Key Findings of the Evaluation

  • Increased awareness and shared understanding of throughcare (among Personal Officers; other services; TSOs; and service users).
  • Better engagement by service users with a range of support.
  • Progress on tackling a range of individual issues affecting service users at a strategic and operational level (e.g. benefits and finance; housing; substance misuse; physical and mental health; education and employability).
  • Improvements to self-efficacy and desistance. The evaluation also found clear evidence of a positive wider impact on prisons and on the SPS as a whole, as well as on other services (including promoting best practice and innovation).

The overall structure, processes and activities of the service were found to be appropriate, with the support provided being both relevant and very beneficial to service users.

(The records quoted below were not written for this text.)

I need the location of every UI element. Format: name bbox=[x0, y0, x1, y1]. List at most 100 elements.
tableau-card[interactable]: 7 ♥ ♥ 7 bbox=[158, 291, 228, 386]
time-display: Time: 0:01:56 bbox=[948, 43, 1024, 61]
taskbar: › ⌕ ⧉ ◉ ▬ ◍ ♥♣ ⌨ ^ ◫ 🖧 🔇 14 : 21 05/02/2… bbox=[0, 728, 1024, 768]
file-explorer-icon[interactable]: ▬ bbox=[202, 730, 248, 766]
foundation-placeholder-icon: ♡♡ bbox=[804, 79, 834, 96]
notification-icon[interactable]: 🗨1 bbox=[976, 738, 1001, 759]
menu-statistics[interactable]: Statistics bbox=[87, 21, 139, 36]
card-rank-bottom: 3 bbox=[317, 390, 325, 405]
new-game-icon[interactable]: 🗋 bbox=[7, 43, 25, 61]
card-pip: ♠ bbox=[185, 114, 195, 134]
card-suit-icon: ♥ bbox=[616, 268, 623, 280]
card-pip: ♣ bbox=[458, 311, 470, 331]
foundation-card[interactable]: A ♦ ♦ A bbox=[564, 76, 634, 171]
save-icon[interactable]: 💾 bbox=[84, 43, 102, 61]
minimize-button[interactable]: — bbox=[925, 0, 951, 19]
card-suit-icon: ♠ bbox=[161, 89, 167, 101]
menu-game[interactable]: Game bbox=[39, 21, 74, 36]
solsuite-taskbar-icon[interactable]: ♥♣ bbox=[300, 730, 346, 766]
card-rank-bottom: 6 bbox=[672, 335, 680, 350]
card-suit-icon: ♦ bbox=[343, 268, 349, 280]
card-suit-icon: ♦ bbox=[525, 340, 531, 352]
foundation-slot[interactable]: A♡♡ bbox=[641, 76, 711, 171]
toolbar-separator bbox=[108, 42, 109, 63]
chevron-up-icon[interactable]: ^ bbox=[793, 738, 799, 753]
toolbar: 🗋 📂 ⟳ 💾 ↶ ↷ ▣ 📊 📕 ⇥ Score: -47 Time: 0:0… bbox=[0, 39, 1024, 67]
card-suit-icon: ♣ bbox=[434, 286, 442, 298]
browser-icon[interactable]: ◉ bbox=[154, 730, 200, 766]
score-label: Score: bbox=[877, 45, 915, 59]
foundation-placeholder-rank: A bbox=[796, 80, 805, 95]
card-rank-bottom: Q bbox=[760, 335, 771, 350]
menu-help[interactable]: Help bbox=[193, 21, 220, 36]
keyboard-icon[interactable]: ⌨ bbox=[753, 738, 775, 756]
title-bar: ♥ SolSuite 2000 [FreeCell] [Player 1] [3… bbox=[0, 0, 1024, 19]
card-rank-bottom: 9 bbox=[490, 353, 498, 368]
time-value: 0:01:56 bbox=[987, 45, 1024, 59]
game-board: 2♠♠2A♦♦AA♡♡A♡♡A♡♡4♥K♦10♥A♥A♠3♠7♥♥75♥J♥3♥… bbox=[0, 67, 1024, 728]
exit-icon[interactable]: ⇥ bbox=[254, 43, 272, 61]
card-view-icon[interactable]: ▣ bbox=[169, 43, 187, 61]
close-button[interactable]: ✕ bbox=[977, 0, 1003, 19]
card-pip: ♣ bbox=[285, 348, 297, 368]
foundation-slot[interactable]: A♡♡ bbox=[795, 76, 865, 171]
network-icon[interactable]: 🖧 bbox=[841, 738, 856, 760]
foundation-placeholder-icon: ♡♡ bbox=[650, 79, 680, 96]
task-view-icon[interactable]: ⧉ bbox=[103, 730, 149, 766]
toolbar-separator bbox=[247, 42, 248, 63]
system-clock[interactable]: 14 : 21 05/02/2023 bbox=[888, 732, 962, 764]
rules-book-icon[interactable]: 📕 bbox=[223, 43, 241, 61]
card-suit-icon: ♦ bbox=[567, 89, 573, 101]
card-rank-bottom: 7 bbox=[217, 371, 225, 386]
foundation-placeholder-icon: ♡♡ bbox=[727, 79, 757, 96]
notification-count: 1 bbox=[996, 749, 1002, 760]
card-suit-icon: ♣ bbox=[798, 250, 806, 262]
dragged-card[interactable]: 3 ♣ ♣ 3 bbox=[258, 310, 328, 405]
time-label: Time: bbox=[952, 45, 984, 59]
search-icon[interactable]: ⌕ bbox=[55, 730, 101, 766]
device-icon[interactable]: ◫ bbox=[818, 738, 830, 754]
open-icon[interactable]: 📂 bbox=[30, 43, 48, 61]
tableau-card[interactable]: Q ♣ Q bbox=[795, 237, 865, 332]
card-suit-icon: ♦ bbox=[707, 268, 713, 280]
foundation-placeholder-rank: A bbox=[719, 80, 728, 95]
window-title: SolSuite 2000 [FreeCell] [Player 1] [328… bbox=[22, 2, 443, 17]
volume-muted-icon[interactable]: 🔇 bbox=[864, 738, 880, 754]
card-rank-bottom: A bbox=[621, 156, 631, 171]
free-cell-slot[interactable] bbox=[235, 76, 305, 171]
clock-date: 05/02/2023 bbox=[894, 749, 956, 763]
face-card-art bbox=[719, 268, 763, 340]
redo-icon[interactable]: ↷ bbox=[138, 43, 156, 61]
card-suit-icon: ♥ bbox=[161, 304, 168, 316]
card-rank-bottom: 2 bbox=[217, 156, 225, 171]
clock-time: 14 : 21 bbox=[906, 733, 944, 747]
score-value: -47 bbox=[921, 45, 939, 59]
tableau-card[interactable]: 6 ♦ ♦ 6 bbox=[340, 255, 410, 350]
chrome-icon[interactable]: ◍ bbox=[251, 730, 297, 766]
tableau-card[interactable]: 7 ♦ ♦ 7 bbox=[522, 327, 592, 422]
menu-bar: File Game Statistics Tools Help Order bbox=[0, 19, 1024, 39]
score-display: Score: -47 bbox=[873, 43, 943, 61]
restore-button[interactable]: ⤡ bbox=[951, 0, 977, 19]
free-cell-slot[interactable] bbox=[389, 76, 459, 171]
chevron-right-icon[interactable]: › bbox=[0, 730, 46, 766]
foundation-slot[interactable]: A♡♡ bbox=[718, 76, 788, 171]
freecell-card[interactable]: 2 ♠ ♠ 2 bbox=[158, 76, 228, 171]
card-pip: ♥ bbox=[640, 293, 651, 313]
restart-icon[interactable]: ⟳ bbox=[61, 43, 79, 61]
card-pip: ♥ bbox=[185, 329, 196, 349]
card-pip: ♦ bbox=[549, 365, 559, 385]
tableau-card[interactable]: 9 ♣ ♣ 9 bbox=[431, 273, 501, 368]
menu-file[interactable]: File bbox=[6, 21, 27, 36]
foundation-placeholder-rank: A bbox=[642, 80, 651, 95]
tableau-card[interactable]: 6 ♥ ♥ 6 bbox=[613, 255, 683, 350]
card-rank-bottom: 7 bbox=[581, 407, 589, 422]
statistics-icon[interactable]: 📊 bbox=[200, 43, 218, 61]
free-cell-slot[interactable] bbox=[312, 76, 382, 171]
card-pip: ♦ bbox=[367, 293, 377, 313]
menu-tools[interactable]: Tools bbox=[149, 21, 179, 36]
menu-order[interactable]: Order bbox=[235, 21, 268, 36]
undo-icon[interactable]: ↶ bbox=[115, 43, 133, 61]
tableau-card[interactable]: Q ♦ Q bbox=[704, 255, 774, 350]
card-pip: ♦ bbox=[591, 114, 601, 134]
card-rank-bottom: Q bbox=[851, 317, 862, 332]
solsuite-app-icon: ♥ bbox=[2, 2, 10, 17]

Against the positive background, a small number of concerns and areas for development were identified, which were, in summary:

  • Some variation in local implementation of the model (e.g. in the means of identification of service users; coverage of the service; and TSOs’ approach).
  • Some gaps in provision of the service (e.g. geographical areas) and resources available to TSOs (e.g. access to: mobile phones in prison; laptops / tablets; and cars).
  • Gaps in the information recorded about the TSOs’ work, and difficulties in measuring unmet need and demand for the service.
  • Some remaining lack of awareness of, or resistance to throughcare among some SPS and other staff, and a lack of clarity of roles.
  • Constraints relating to aspects of broader policy and practice, in the SPS and other services (e.g. housing, health and benefits).

Suggestions – on the basis of these findings, the report suggests that the SPS should consider:

  • Suggestion 1: Continuing to provide and develop a throughcare support service to address the needs of people who serve short sentences.
  • Suggestion 2: Promoting a consistent approach to the implementation of the throughcare support service model across the Estate.
  • Suggestion 3: Continuing to develop the management of the service, to ensure clear arrangements for staff support, supervision and training.
  • Suggestion 4: Developing data collection and recording further, to ensure that there can be a full overview of: service provision; system and service areas for improvement; and unmet need and demand for support.
  • Suggestion 5: Identifying and clarifying the SPS role in throughcare support provision, and the boundaries of the SPS throughcare support service, taking account of the roles and boundaries of other relevant service providers.
  • Suggestion 6: Continuing the current activities and encouraging and considering suggestions for new developments.
  • Suggestion 7: Developing a clear, SPS-wide plan for raising awareness of desistance and throughcare, and promoting the throughcare support service.
  • Suggestion 8: Reviewing current resources and addressing any anomalies and gaps in provision.
  • Suggestion 9: Identifying and addressing aspects of wider policy and practice which can limit the effectiveness of throughcare support provision.

Suggestions

Those who participated in the evaluation provided suggestions for the way forward. They are participants’ detailed suggestions, and should be considered as one strand of the overall findings of the evaluation.

Overall Direction

Suggestions included to:

  • Continue to provide the service. (Participants of all types.)
  • Expand the service and increase the number of people in custody accessing support. (Participants of all types.)